Cette annonce a été faite par le ministre de la Communication et Médias, porte-parole du gouvernement, Patrick Muyaya, dans le compte rendu diffusé en direct sur les antennes de la Radio-Télévision Nationale Congolaise (RTNC).
L’objectif de cet audit est de garantir la soutenabilité des finances publiques et d’assurer la continuité des opérations financières de l’État, notamment le paiement régulier et ponctuel des salaires des agents et fonctionnaires. Au cœur des préoccupations figure également la question de l’augmentation contenue de la masse salariale, liée aux nouvelles unités (NU) et aux non-payés (NP), sans maîtrise réelle des effectifs ni des procédures de vérification adéquates.
Cette situation exerce une pression croissante sur la trésorerie publique, fragilisant l’équilibre budgétaire et exposant le système de paie à des tensions « préjudiciables à la stabilité sociale ».
En effet, l’audit de l’état liquidatif est considéré comme un instrument de clarification visant à identifier d’éventuelles irrégularités, à vérifier la concordance entre les effectifs réellement rémunérés et à contenir les charges indues qui pèsent sur les finances publiques.

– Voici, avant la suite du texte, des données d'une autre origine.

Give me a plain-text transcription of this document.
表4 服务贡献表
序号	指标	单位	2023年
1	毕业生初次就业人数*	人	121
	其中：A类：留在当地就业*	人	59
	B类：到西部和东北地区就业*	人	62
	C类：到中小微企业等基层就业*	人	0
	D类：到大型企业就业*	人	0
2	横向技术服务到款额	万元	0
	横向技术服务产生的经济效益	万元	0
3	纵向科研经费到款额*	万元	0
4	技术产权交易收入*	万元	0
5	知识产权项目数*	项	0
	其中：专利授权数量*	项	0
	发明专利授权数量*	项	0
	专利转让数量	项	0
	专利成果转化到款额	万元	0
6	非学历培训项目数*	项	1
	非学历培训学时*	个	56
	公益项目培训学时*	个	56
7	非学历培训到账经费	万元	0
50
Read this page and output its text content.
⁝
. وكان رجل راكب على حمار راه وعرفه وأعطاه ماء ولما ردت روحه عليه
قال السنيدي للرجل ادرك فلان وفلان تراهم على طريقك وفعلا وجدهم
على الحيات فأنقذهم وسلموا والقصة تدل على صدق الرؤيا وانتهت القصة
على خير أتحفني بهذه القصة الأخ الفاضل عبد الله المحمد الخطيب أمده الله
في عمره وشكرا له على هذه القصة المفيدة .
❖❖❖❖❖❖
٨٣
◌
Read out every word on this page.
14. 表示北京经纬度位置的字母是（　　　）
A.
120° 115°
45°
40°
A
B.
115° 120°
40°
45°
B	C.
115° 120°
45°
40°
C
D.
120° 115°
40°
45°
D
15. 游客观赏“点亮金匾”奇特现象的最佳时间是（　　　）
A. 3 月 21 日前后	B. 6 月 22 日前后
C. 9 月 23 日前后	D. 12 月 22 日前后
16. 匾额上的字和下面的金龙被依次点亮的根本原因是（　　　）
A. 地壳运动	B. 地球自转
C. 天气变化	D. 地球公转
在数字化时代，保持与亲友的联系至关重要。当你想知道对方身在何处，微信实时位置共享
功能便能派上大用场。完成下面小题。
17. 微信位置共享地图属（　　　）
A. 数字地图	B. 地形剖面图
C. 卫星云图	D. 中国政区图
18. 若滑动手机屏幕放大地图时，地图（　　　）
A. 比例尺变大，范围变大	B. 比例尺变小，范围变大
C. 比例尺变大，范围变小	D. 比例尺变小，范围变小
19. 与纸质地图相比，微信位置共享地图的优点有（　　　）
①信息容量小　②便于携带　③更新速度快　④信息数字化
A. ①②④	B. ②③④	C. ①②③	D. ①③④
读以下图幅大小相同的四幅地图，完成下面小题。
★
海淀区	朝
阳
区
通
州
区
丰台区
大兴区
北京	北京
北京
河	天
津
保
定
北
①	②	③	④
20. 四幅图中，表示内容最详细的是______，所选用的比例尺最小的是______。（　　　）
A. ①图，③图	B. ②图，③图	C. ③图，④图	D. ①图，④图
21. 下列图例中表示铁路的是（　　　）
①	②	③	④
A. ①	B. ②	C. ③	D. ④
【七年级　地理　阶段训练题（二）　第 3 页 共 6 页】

Selon le président Félix Tshisekedi, « il ne s’agit pas d’une mesure conjoncturelle ni d’un simple correctif administratif, mais plutôt d’une décision qui s’inscrit dans la continuité d’une orientation plus large en faveur de la discipline budgétaire », a-t-il martelé.
Enfin, le salaire étant un droit social fondamental dans la vie d’un être humain, espérons que les agents et fonctionnaires de l’État retrouveront le sourire après plusieurs tensions.